This information is for the 2020/21 session.
Teacher responsible
Dr Gerben Bakker SAR 5.09
Availability
This course is available on the BSc in Economic History, BSc in Economic History with Economics, BSc in Economics and Economic History and BSc in Economics with Economic History. This course is not available as an outside option nor to General Course students.
Pre-requisites
Students taking the course as an outside option must have completed at least one other economic history course.
Course content
The course explores the relationship between innovation and the financing of it in the nineteenth and twentieth centuries, the impact on economic growth and how policy makers managed (or failed) to encourage innovation investment and technology adoption.
Technological change and organizational innovation are critical determinants of the pace of economic growth. This course looks at the specific ways in which innovation transformed industries around the world in the modern era. The course has a global reach though it will concentrate on countries in Northern Europe and the United States. Particular attention focuses on links between innovation and finance: finance is a fundamental input for almost every type of productive activity. The course will explore issues such as; the relationship between market size and structure and technological progress; how firms developed the capabilities to profit from new technologies; and how policy makers attempted to nurture institutions to stimulate investment and technology adoption. The course will therefore cover themes such as the process of invention, innovation typologies, the history of R&D management, anti-trust policy, corporate governance, organisational change, incentives, intellectual property rights and the regulation of technology and its finance more broadly.
Teaching
This course is delivered through a series of seminars totalling 40 hours across Michaelmas Term and Lent Term.
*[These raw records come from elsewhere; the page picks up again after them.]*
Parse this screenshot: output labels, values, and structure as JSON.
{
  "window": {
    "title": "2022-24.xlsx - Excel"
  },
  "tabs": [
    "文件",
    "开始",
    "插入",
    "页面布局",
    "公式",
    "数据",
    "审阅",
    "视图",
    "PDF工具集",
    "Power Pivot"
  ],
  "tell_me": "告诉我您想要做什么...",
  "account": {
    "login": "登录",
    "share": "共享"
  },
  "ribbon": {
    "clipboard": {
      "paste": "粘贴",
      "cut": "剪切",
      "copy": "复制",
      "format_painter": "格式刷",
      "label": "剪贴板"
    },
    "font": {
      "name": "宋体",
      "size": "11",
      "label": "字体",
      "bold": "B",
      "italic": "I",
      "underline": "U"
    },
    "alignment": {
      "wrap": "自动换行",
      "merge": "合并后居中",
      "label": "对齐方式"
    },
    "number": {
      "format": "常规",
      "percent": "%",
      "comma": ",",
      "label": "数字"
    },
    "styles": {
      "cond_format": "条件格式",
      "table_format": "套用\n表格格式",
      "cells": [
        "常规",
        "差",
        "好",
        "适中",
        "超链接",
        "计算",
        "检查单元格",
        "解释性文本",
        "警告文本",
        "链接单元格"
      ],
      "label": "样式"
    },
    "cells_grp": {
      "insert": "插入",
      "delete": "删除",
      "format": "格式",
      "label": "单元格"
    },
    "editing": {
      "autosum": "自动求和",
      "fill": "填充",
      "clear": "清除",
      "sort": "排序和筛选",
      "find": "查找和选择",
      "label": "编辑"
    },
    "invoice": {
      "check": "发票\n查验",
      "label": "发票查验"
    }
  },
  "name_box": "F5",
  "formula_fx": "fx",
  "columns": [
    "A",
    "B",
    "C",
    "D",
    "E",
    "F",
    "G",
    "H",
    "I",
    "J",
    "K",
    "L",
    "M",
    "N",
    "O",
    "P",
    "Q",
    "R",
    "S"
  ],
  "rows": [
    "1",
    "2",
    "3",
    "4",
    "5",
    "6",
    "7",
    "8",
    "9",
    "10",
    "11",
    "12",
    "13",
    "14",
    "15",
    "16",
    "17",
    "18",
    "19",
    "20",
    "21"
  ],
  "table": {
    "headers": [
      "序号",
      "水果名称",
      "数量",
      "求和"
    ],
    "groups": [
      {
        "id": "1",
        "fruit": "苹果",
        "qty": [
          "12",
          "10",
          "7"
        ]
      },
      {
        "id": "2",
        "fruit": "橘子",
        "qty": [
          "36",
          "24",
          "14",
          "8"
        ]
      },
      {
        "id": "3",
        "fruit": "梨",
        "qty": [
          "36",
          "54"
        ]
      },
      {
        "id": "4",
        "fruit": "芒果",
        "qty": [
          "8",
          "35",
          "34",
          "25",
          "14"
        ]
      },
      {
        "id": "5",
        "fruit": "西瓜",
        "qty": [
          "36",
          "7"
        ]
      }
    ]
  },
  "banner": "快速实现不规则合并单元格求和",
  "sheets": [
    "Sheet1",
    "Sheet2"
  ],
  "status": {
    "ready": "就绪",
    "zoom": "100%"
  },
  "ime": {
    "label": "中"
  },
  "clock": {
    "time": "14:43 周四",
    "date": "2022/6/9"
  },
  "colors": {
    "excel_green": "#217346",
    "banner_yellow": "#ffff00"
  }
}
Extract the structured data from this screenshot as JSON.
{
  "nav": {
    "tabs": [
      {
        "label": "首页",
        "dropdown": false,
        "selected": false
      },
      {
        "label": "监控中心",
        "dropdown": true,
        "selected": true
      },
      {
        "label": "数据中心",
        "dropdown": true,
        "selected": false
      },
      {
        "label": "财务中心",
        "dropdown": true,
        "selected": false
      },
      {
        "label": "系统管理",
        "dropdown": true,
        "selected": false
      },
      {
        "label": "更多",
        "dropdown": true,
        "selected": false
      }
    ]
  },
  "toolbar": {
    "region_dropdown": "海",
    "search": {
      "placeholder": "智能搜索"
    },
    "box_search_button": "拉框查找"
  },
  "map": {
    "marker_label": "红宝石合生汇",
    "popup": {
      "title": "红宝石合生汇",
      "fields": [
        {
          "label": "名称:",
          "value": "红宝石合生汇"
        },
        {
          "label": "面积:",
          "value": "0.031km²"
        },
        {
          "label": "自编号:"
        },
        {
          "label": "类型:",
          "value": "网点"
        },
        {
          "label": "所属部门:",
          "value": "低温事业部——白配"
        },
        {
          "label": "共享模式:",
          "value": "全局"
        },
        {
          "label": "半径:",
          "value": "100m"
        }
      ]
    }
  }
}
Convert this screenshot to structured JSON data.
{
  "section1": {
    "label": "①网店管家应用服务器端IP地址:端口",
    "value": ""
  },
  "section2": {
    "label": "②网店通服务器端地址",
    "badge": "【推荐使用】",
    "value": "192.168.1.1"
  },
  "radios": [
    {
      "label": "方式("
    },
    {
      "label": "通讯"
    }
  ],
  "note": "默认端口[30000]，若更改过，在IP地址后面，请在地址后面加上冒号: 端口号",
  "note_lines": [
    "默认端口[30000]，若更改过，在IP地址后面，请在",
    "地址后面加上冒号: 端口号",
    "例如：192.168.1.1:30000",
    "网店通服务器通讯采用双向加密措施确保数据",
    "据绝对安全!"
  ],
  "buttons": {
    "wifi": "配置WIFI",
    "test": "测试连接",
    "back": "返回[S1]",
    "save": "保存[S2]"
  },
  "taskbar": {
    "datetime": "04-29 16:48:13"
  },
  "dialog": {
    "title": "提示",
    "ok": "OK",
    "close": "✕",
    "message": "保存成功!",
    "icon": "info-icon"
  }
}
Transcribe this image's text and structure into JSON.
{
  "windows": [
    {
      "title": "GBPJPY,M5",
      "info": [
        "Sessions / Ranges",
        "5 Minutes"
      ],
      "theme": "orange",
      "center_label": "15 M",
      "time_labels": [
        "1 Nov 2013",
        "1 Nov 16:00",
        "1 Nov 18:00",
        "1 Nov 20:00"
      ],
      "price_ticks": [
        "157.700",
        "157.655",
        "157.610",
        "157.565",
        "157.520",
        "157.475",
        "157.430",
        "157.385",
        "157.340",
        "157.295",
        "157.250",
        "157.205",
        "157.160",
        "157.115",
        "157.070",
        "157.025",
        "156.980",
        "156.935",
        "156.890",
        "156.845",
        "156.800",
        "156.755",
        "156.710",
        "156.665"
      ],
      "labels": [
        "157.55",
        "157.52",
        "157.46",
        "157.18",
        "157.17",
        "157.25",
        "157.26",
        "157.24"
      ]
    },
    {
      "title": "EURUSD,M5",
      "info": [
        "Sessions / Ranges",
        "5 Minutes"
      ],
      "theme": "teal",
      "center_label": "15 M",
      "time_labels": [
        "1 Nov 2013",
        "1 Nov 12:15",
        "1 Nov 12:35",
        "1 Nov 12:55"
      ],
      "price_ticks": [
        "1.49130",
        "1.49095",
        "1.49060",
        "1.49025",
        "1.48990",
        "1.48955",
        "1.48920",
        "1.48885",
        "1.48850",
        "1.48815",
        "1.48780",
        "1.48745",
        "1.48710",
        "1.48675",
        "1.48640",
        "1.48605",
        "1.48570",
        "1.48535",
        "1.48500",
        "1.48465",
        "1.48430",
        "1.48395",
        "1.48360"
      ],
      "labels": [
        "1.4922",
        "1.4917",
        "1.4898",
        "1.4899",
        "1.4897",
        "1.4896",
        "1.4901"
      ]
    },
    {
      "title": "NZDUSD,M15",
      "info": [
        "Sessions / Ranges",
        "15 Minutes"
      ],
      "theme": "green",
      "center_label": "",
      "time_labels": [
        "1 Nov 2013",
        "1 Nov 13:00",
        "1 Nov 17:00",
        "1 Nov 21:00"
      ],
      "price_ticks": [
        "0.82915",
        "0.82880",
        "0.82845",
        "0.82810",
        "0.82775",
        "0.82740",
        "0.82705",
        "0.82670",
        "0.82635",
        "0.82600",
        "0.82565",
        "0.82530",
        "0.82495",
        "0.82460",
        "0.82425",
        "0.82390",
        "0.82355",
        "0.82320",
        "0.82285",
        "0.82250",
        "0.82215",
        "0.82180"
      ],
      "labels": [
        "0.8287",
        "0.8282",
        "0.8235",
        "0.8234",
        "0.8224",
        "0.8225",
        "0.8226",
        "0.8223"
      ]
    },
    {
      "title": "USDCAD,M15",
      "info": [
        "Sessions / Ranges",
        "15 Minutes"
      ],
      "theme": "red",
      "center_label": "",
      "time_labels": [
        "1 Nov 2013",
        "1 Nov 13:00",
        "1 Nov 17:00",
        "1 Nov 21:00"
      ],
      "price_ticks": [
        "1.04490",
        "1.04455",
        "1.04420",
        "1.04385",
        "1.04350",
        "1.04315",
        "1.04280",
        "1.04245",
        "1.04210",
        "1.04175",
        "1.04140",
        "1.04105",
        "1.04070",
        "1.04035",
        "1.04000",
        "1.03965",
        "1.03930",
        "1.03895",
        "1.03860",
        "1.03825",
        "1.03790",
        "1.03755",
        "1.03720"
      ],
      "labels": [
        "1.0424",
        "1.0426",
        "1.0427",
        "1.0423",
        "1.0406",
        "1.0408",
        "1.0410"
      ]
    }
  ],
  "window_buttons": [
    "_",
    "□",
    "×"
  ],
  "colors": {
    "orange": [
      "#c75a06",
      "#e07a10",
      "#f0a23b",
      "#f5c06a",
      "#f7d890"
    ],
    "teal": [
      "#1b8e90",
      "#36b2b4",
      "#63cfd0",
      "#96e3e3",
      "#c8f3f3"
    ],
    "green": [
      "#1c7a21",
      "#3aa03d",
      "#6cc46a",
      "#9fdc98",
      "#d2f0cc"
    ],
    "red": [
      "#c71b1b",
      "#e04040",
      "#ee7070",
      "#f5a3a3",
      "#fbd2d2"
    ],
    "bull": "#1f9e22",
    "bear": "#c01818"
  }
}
This year, some or all of this teaching will be delivered through a combination of virtual seminars and other online activities. This course includes a reading week in Week 6 of both terms.
Formative coursework
All students are expected to write three essays or equivalent pieces of written work
Indicative reading
Naomi Lamoreaux and Kenneth Sokoloff eds., Financing Innovation in the United States, 1870 to the Present (MIT Press, 2007); Joel Mokyr, The Gifts of Athena: Historical Origins of the Knowledge Economy, (Princeton University Press, 2002); Raghuram Rajan and Luigi Zingales, "Financial Dependence and Growth," American Economic Review 88 (1998): 559-586; Nathan Rosenberg, Inside the Black Box: Technology and Economics, (Cambridge University Press,1982); Joseph A. Schumpeter, "Can Capitalism Survive?" in his Capitalism, Socialism and Democracy (Routledge reprint, 1942, 2000); Benn Steil, David G. Victor and Richard R. Nelson eds., Technological Innovation and Economic Performance (Princeton University Press, 2002); John Sutton, Technology and Market Structure: Theory and History (MIT Press, 1998); James M. Utterback, Mastering the Dynamics of Innovation (Harvard Business School Press, 1996).
Assessment
Exam (100%, duration: 3 hours) in the summer exam period.
Key facts
Department: Economic History
Total students 2019/20: 16
Average class size 2019/20: 16
Capped 2019/20: Yes (18)
Value: One Unit
Personal development skills
Important information in response to COVID-19
Please note that during 2020/21 academic year some variation to teaching and learning activities may be required to respond to changes in public health advice and/or to account for the situation of students in attendance on campus and those studying online during the early part of the academic year. For assessment, this may involve changes to mode of delivery and/or the format or weighting of assessments. Changes will only be made if required and students will be notified about any changes to teaching or assessment plans at the earliest opportunity.